Who would have thought the JUI (F) would be the first one to go? Sure, tensions were simmering between the religious party and the PPP, but not anywhere near the situation with the MQM in Karachi. Mild mannered Maulana Fazl-ur-Rehman, as always, had been very subtle and private about his reservations. The wily politician has also built a very strong case for his parting of ways; the PPP had unilaterally sacked both Senator Azam Swati and Hamid Saeed Kazmi from their respective ministries. With the latter, they could have done whatever they wanted, but with Swati, such haste was perhaps uncalled for. A case of mismanagement by the PPP? That too in the presence of firefighter extraordinaire Yousuf Raza Gillani?
The numbers game was never good for the PPP but it just got worse. Coincidentally, this also happens to be the worst time for the MQMs bargaining position to drastically improve. Sindh Home Minister might have to eat humble pie in the aftermath of a refreshing speech of saying-it-like-it-is at a dinner by traders in Karachi. The MQM had expressed dismay; and with the new situation in Islamabad, they could probably even carry out Mirzas termination (his job, that is). By now, it is clear that opposition to the RGST, be it by any party, is mere politicking; neither the allies nor the opposition members have been able to make a clear, economic case against the tax. The RGST issue is being used only for bargaining. The question: what more could the MQM possibly want? More specifically, regarding Karachi, what more could it want that would not offend the only coalition member that hasnt yet given trouble to the government i.e., the ANP? The PML(Q) could also play harder to get now and the other League can also afford to be far more belligerent. This is, to state the obvious, not a good time for the ruling party.

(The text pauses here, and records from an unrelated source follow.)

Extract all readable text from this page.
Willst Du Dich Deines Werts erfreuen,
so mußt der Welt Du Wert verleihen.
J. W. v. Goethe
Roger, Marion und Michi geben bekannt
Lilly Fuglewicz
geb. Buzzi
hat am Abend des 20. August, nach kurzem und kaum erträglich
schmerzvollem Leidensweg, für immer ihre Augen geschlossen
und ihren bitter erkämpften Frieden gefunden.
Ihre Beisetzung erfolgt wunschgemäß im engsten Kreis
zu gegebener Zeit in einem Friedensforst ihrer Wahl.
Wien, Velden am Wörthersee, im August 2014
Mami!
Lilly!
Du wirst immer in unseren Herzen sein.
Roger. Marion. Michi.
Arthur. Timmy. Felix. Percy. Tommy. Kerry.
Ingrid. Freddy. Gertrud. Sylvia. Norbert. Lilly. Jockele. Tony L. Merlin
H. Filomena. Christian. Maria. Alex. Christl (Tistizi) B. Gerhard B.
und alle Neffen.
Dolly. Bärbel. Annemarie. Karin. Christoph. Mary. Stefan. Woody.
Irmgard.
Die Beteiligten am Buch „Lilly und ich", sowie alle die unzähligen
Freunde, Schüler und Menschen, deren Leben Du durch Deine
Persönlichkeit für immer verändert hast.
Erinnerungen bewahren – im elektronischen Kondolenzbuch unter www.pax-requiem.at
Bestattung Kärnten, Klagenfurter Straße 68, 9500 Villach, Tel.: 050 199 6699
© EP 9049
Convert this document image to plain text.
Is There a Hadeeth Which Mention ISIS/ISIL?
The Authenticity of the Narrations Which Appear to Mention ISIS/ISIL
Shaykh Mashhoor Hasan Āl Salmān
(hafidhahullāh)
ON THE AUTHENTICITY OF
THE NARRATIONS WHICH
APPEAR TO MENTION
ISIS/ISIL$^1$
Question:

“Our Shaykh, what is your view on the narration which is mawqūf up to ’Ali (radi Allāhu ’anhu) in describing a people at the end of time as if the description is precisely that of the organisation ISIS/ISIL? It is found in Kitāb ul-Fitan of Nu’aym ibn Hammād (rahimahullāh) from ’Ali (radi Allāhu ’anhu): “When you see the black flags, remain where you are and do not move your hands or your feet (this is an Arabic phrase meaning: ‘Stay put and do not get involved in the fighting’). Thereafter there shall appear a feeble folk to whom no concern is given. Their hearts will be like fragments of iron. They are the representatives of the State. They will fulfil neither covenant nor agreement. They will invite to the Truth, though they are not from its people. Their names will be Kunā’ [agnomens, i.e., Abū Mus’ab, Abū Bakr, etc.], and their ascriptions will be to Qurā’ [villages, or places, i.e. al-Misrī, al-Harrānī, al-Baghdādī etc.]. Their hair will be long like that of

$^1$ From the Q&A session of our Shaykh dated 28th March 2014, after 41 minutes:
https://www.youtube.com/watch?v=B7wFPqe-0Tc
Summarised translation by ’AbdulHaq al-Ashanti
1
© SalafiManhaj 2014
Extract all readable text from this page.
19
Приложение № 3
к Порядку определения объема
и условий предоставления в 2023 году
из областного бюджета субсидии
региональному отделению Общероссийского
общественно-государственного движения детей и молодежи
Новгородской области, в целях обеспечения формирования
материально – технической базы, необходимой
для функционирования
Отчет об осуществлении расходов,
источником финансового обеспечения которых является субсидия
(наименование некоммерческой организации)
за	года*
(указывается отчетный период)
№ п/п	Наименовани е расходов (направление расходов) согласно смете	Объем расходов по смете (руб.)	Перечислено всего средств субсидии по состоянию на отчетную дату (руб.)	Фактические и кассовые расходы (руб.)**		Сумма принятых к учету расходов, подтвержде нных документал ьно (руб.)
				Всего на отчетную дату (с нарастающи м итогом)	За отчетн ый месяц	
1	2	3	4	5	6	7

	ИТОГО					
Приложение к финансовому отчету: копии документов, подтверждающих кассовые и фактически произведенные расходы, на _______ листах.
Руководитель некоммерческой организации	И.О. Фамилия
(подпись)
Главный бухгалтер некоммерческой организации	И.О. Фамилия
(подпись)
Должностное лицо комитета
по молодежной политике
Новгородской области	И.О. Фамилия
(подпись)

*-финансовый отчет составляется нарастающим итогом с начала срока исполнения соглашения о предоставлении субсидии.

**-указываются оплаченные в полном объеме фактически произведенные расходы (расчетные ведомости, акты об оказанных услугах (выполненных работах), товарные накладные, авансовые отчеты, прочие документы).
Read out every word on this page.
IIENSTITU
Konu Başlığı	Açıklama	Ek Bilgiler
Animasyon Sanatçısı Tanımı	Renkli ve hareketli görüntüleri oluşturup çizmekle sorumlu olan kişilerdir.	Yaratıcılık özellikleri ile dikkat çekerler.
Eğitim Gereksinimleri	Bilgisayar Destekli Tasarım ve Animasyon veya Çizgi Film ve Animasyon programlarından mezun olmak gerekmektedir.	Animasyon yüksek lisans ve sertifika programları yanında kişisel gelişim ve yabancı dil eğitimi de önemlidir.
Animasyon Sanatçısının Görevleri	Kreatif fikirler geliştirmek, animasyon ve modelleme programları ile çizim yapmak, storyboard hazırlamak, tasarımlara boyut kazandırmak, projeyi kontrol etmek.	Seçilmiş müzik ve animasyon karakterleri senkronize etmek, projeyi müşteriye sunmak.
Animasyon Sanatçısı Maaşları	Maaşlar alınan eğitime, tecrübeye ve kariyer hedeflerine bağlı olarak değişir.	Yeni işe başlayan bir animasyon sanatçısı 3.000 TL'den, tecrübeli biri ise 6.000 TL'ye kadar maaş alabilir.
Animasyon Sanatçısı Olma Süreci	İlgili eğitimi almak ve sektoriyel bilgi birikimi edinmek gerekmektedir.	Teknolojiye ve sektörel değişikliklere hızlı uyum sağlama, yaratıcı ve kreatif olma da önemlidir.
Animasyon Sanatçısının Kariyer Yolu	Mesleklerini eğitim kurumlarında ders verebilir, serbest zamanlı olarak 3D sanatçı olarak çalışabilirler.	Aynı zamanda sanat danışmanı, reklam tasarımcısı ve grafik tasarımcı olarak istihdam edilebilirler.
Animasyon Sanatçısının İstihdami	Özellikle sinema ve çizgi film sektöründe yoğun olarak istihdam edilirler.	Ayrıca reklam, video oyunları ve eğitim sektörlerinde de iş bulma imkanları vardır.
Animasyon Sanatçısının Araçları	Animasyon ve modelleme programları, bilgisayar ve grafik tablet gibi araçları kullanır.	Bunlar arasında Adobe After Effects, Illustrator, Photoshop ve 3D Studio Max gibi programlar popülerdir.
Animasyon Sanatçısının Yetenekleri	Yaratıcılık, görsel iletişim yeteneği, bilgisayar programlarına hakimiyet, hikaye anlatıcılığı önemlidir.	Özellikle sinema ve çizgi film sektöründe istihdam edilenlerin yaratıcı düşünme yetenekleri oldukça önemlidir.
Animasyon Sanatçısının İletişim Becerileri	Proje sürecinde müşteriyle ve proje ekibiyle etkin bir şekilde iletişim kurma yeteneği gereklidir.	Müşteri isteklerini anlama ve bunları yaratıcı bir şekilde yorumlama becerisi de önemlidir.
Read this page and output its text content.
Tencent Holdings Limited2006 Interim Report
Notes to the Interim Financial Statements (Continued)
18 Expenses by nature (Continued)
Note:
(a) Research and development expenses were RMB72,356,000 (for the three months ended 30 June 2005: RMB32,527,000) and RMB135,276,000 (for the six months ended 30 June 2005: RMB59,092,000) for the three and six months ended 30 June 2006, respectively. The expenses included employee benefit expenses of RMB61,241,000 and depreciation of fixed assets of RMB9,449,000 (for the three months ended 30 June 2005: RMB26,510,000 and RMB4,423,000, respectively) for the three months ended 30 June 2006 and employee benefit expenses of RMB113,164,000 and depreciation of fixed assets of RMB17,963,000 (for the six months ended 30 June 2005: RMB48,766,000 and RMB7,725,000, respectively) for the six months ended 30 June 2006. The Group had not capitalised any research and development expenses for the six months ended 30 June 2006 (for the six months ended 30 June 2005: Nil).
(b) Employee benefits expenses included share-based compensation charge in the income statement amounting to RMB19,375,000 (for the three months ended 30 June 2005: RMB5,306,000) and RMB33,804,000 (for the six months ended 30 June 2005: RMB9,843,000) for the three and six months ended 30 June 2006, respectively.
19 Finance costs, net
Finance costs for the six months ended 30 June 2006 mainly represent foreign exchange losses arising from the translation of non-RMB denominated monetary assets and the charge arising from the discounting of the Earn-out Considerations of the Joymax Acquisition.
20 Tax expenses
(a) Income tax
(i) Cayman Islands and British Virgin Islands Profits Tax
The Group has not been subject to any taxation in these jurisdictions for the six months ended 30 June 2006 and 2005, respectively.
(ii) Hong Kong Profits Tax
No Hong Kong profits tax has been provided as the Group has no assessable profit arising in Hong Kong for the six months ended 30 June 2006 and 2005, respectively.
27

These are unchartered waters for our democracy. The coalition that formed after the 2008 elections was a first. The consensus on the 18th amendment was also treading new ground. The PPP seems to have practiced the politics of reconciliation well so far. It would do them good to make efforts to keep the coalition intact. Even if it is through constitutional means, a truncation of the governments tenure would not bode well for our nascent democracy.